Theoretical study on the photophysical properties of boron-fused double helicenes

Abstract

Heterohelicenes have attracted much attention because the involvement of heteroatom into helicene skeleton effectively modulates physical properties and greatly widens the application of helicenes. Recently, boron-fused double helicenes (compounds 1 and 2), exhibiting unique photophysical properties, were reported [J. Am. Chem. Soc., 2016, 138, 5210]. Fully understanding their microelectronic structures is rather important for further performance optimization or improvement. Here, we employed density functional theory to investigate the electronic transition properties, circular dichroism (CD), charge transport, and second-order nonlinear optical (NLO) response of the seven boron-fused double helicenes.
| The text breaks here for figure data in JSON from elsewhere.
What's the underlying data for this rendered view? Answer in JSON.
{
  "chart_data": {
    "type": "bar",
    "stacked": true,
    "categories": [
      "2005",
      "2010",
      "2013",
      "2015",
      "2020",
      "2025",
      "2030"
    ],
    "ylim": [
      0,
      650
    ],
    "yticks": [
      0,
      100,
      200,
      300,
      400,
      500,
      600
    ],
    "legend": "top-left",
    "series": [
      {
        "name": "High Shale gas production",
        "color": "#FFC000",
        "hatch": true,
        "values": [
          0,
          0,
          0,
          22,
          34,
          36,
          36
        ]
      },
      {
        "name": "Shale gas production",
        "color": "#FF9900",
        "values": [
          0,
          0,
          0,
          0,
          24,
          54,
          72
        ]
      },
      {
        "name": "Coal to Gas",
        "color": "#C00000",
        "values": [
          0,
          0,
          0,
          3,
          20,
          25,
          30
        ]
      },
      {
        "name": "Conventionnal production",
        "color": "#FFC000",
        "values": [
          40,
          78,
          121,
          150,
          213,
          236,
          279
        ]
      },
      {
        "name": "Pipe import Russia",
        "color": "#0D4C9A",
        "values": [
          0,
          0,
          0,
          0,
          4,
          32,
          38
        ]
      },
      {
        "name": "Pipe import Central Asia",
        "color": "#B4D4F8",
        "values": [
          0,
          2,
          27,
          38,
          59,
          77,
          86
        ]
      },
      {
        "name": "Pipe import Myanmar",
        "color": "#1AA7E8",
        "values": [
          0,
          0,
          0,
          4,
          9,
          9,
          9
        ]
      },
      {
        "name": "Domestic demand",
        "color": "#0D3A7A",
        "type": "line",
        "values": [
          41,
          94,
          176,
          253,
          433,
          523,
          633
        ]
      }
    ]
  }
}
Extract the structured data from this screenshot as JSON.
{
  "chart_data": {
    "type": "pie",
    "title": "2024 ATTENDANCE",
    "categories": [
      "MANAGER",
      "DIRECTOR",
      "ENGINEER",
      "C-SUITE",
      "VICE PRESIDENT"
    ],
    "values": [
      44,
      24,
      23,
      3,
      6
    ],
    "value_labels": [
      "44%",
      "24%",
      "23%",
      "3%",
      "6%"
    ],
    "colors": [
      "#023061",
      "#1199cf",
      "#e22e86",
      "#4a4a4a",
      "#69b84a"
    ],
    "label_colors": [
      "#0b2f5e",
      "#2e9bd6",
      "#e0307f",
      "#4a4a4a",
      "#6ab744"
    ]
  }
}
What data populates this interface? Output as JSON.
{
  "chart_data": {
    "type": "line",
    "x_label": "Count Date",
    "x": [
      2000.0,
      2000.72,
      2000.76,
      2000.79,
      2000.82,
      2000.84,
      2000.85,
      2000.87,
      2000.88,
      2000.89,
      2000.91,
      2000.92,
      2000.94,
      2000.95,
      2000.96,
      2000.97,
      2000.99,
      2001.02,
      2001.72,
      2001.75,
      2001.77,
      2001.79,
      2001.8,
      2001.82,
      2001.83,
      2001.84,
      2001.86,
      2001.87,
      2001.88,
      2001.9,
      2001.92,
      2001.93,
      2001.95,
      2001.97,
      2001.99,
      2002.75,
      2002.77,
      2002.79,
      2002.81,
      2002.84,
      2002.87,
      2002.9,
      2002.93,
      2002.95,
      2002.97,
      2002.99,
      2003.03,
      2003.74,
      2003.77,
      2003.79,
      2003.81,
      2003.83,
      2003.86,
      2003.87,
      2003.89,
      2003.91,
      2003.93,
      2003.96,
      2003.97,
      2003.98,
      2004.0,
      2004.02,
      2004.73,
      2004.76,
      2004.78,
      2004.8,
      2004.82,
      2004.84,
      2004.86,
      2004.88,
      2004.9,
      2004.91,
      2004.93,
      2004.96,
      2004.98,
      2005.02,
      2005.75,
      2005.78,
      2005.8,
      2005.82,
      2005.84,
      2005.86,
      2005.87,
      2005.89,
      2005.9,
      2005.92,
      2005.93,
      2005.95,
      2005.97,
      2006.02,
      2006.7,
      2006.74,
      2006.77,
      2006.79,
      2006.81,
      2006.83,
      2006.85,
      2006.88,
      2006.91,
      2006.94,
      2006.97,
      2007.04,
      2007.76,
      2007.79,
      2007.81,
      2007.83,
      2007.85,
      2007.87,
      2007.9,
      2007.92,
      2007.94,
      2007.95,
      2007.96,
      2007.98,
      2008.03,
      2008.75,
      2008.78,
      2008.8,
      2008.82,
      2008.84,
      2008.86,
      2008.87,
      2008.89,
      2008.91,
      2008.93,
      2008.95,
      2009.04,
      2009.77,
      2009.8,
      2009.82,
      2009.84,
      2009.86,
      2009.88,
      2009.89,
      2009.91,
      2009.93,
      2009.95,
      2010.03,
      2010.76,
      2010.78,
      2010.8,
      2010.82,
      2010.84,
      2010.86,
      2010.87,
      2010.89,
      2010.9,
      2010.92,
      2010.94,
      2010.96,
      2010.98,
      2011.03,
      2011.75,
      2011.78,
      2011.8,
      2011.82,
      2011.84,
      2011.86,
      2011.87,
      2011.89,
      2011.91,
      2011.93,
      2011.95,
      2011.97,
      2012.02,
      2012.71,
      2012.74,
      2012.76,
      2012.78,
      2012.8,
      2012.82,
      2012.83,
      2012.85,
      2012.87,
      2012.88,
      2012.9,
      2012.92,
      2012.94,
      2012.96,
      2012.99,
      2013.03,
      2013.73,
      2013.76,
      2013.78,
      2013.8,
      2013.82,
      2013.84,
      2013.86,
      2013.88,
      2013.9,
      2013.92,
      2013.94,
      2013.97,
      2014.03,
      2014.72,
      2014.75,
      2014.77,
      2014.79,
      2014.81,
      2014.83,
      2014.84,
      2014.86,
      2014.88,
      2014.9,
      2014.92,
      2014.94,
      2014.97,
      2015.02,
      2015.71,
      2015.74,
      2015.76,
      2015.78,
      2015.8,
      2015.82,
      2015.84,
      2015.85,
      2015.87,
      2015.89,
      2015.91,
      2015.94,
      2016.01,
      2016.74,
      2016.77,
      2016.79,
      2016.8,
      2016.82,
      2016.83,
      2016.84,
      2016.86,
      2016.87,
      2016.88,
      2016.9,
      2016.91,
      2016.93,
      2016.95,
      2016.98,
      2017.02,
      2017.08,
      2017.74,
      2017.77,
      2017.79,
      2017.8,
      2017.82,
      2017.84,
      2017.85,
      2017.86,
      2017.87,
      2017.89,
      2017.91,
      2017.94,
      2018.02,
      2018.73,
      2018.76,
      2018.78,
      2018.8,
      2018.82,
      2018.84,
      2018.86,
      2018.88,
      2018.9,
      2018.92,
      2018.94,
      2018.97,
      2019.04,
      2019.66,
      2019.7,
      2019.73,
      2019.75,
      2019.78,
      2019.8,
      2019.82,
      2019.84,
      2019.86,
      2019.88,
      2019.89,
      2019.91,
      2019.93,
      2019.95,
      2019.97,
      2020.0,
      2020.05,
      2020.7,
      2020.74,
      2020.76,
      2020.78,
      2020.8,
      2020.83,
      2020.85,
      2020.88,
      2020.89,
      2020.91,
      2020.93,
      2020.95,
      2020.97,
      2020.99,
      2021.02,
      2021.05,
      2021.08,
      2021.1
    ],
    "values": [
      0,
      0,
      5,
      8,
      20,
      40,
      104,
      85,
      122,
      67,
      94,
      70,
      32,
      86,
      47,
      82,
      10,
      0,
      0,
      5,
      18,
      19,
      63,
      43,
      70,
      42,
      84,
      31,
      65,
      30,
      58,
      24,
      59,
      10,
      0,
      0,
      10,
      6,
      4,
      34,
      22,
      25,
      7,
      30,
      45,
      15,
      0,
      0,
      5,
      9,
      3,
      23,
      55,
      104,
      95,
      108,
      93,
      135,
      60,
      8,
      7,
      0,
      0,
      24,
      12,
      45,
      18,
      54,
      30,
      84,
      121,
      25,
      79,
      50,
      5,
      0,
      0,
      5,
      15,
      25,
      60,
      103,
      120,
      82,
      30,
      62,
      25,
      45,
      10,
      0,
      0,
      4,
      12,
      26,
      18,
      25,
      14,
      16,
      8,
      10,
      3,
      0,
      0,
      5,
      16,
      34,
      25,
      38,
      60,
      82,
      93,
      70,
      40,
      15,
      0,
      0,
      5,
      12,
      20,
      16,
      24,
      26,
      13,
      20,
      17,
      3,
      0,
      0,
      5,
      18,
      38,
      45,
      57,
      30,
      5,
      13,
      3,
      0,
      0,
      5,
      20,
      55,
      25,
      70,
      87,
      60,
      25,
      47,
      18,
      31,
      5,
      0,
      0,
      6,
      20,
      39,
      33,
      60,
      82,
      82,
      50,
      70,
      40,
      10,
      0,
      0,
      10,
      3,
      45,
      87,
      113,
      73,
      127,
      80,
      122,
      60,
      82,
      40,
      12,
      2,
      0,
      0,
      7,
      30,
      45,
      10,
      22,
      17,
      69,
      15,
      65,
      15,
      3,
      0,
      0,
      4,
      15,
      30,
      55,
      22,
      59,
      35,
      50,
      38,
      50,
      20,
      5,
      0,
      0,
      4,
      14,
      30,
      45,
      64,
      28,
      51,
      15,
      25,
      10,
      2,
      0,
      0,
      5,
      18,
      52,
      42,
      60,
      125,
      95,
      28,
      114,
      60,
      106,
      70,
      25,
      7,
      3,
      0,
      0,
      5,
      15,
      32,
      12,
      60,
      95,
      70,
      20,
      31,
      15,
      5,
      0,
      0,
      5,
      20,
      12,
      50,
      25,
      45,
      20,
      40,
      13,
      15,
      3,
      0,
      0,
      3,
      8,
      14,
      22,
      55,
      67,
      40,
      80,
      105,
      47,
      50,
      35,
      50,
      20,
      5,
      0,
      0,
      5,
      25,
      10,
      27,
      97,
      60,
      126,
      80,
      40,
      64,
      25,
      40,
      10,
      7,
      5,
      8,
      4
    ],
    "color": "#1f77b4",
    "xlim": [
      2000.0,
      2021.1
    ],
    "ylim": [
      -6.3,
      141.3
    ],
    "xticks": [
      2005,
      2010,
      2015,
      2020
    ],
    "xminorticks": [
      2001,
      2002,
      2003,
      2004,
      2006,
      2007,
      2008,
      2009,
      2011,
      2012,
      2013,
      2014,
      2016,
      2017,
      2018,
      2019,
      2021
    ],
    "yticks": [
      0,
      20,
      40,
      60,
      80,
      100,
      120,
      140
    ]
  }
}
Our simulated UV-vis/CD spectra of compound 2 are in good agreement with experimental ones. Different electron-donor or electron-acceptor substituents have considerable effect on frontier molecular orbital energy level, absorption wavelength, electron transition property, and second-order NLO response values. The designed compound 7 with two electron donors (TTF) and two electron acceptors (TCNQ) is expected to be excellent second-order NLO material in view of large first hyperpolarizability value and inherent asymmetric structure. The study of charge transport indicates that incorporation boron and oxygen atoms into intermolecular π–π packing units is an effective way to realize ambipolar charge transport.